Post: Dólar recua para R$ 5,07, menor patamar em um mês; bolsa permanece estável

Dólar cai para R$ 5,07, menor nível em um mês, enquanto a bolsa encerra praticamente estável. Confira os detalhes.
Dólar recua para R$ 5,07, menor patamar em um mês; bolsa permanece estável

O dólar apresentou uma queda significativa nesta terça-feira (21), fechando a R$ 5,07, o menor nível desde 15 de junho. Essa desvalorização é atribuída à influência dos juros altos no Brasil e à recente alta do petróleo no mercado internacional.
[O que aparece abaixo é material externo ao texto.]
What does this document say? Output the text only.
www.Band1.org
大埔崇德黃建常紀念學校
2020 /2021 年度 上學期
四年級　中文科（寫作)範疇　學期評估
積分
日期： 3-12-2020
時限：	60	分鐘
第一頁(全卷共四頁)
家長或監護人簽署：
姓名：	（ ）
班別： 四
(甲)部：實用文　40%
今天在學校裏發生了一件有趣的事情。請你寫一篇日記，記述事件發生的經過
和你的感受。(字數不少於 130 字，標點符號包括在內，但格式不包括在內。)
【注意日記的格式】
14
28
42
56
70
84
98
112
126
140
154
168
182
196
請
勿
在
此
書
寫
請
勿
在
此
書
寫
Por outro lado, a bolsa de valores encerrou o dia praticamente estável, acumulando a quinta queda consecutiva.

O preço do petróleo, impulsionado por tensões no Oriente Médio, avançou pela terceira sessão seguida, beneficiando moedas de países exportadores, como o Brasil, e mantendo o real em destaque entre as moedas emergentes.

Principais números do mercado:

  • Dólar à vista: -0,31%, a R$ 5,073;
  • Acumulado do dólar: -0,73% na semana, -1,73% no mês e -7,57% no ano;
  • Ibovespa: -0,03%, aos 173.325,65 pontos;
  • Petróleo Brent (setembro): +2%, a US$ 91,01 o barril;
  • Petróleo WTI (setembro): +2,25%, a US$ 84,34 o barril.

O dólar comercial recuou 0,31%, atingindo R$ 5,073, renovando o menor nível de fechamento em mais de um mês, mesmo com a valorização da moeda americana em relação a outras divisas globais. Esse movimento foi sustentado principalmente pela alta do petróleo, que melhora os termos de troca para o Brasil, um exportador líquido da commodity.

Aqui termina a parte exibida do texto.